Thanks for your considerate words. This is the reason why i like straight dope, there is no ‘my dick is bigger and my car is more expensive’ stuff, people are just honest about themselves and their flaws and shortcoming.
donegalwombat - i am on a variety of supplements for depression, but no legitimate pharmaceuticals (SSRIs, tricyclics, wellbutrin, etc). I am currently taking trimethylglycine (similiar to SAM-e), DL-phenylalanine, St johns wort and chocamine. I have noticed a major difference in my overall outlook since i started these drugs (the DL-phenylalanine and trimethylglycine are the most important in my view). I’m already fighting my depression. Back in winter of 2003 when my life went to shit and it triggered a horrible depression i realized that my depression was the problem in my life, not the symptoms of the depression (the pessimism, the fear, the apathy, etc) which i had been focusing on before. Ever since then i’ve tried to overcome it, a really good book of tactics on the subject is dealing with depression naturally, which covers tons of psychological, lifestyle and nutritional supplements for depression. I have a family history of depression, of the 5 members of my immediate family (including me) i know for a fact 4 have either have or do have clinical depression. I don’t know if my older brother ever had it but it wouldn’t suprise me. I have also had some very severe trauma which can trigger depression. But i’m fighting it and have been since december, and doing a pretty good job i think.
Bippy the Beardless - well im not on my own yet financially. I had serious problems from the age of 17-21, so i didn’t really accomplish much in those years, but now im in college and hope to be financially independent in a few years.
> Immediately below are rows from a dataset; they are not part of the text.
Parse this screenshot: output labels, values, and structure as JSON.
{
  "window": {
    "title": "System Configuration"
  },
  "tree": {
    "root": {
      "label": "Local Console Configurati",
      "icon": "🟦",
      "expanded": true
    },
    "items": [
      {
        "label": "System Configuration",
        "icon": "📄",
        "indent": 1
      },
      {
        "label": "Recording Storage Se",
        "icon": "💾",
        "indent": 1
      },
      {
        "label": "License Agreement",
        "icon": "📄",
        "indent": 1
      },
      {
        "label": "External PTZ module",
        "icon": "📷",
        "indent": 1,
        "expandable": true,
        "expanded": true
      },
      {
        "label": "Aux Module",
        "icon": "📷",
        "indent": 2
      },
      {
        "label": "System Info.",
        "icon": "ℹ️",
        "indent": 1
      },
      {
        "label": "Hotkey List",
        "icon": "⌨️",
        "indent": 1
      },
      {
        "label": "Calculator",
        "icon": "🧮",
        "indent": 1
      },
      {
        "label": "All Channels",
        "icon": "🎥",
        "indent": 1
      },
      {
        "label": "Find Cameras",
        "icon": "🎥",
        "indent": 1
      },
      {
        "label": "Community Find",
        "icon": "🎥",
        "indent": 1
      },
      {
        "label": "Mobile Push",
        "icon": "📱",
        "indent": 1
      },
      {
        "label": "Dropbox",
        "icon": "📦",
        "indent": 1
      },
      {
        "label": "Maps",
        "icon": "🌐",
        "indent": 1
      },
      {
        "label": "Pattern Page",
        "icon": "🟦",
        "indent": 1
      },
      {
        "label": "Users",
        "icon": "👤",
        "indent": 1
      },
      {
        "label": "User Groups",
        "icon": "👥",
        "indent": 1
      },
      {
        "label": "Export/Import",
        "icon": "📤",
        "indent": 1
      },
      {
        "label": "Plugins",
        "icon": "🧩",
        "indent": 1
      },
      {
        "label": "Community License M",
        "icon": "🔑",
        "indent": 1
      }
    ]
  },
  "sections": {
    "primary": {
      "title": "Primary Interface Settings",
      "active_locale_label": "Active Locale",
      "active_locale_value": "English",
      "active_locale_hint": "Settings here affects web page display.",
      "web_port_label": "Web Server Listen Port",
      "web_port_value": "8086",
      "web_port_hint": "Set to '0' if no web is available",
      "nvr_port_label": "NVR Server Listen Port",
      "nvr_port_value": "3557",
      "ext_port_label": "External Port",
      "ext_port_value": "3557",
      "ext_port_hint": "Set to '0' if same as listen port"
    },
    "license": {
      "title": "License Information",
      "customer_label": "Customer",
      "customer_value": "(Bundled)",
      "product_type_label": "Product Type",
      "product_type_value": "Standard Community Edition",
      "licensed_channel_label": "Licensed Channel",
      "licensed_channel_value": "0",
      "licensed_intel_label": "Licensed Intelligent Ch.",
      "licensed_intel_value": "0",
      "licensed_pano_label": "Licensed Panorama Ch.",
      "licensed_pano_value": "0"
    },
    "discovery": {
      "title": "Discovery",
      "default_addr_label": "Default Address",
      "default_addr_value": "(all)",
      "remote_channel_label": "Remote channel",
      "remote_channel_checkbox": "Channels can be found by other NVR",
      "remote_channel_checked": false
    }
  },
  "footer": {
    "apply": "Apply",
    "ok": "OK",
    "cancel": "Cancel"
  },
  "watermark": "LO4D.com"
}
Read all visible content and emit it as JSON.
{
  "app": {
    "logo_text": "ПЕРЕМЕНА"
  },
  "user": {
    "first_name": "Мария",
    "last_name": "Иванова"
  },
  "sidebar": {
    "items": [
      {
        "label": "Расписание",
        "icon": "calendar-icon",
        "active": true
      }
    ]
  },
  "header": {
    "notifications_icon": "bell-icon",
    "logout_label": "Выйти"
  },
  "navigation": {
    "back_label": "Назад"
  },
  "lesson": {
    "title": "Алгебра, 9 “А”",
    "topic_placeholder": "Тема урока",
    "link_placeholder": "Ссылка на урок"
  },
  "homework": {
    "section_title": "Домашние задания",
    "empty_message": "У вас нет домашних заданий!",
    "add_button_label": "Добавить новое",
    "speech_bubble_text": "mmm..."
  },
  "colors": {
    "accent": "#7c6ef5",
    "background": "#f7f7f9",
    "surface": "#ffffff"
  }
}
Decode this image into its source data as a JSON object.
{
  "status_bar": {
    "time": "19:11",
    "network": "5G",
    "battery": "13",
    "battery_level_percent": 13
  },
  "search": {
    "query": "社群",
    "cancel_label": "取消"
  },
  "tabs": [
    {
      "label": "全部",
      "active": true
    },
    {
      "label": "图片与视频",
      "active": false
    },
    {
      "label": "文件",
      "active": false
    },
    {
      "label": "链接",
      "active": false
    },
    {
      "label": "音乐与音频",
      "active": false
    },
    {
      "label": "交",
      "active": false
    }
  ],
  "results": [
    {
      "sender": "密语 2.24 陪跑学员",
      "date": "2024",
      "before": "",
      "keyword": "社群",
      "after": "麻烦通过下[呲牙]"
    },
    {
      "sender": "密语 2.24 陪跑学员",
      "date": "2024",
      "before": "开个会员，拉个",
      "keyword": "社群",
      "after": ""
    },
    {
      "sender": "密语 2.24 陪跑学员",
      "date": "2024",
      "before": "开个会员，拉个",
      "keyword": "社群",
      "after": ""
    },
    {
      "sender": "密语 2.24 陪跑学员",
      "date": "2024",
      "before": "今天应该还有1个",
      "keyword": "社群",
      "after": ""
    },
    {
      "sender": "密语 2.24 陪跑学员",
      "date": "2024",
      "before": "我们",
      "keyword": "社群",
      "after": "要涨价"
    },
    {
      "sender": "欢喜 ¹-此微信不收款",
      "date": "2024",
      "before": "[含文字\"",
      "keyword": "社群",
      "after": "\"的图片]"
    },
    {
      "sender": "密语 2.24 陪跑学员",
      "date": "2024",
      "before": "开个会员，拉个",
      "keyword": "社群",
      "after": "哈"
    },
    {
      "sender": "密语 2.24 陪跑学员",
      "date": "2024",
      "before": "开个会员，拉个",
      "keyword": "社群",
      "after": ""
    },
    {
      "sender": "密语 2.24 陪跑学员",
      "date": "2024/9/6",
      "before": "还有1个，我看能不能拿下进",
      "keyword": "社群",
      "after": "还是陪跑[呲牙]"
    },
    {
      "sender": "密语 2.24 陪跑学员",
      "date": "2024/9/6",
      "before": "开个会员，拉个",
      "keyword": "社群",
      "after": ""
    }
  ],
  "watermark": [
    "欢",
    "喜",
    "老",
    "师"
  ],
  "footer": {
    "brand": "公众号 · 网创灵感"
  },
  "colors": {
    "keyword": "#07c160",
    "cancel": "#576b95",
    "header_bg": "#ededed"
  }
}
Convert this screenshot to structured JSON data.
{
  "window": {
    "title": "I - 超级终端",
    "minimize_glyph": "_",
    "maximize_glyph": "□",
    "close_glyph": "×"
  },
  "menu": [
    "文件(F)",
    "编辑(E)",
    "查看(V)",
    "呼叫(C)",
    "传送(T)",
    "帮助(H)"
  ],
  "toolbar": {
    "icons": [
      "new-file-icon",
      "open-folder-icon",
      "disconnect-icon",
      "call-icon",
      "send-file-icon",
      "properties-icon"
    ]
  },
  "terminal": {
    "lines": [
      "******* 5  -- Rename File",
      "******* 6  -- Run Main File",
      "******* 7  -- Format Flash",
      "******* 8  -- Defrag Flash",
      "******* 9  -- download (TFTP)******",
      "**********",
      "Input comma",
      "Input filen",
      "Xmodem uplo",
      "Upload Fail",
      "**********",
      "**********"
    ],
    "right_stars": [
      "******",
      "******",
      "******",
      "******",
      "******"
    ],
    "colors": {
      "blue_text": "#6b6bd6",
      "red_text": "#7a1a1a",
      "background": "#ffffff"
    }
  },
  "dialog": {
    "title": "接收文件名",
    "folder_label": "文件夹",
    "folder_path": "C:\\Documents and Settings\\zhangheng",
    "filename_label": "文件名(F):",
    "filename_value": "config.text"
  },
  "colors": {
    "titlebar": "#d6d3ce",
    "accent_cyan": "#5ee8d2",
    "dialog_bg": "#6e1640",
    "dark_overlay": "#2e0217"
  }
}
I am in a soap opera. The main adult leads are three single women and a gay man. The storyline revolves around their place of work, and their day to day lives. Sometimes the scriptwriters concentrate on one character, sometimes there is a common theme, often there are cliffhanging episodes. Nothing terribly dramatic happens (although there are often hints of a more exciting past). The characters deal with, among other things, love and loss, sex and shopping, divorce, broken hearts, money issues, work, children and childlessness. There is a large cast of lesser characters, and even a couple of spin-off series. It is resolutely rooted in the mundane, and it is enthralling.
Part of the point of life is finding the excitement in life’s mundanity.